October 31st, 2011 1:41 PM

A Sunday New York Times editorial on crime, “Falling Crime, Teeming Prisons,” indirectly acknowledged (at last) the paper’s blinkered liberal failure to connect the seemingly obvious idea that crime falls when more criminals are behind bars, as captured by a notorious headline on a September 28, 1997 "Week in Review" story by Fox Butterfield, "Crime Keeps on Falling, But Prisons Keep on Filling." As if the two trends were unrelated.

The idea is a recidivist in Times crime coverage, often under Butterfield’s byline.

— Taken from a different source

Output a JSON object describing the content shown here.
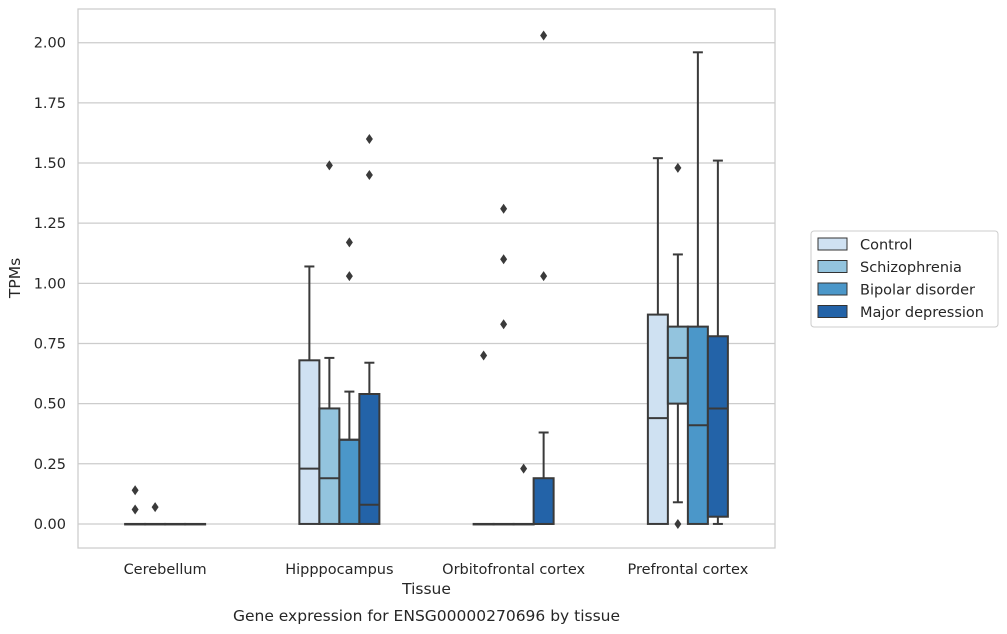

Senator Jim Webb, Democrat of Virginia, has a smart proposal to create a bipartisan commission to review the nation’s troubled criminal justice system and offer recommendations for reform. The National Criminal Justice Commission Act would be a valuable first step toward reducing crime as well as punishment. Unfortunately, Senate Republicans derailed the bill recently, with some falsely claiming that it would encroach on states’ rights.

As a means of controlling crime, America’s prisons are notoriously inefficient and only minimally effective, often creating hardened criminals out of first-time offenders. The United States has 5 percent of the world’s population, yet 25 percent of the world’s prisoners. In the past generation, the imprisonment rate per capita in this country has multiplied by five. There are 2.3 million Americans in prisons and jails. Spending on prisons has reached $77 billion a year.


While crime has gone down notably, just 10 to 25 percent of the decline can be credited to the increase in imprisonment. The rest is from the waning of the crack epidemic, the aging of the baby boomers and other factors.

The editorial doesn’t cite any research to back up the “just 10 to 25 percent” claim.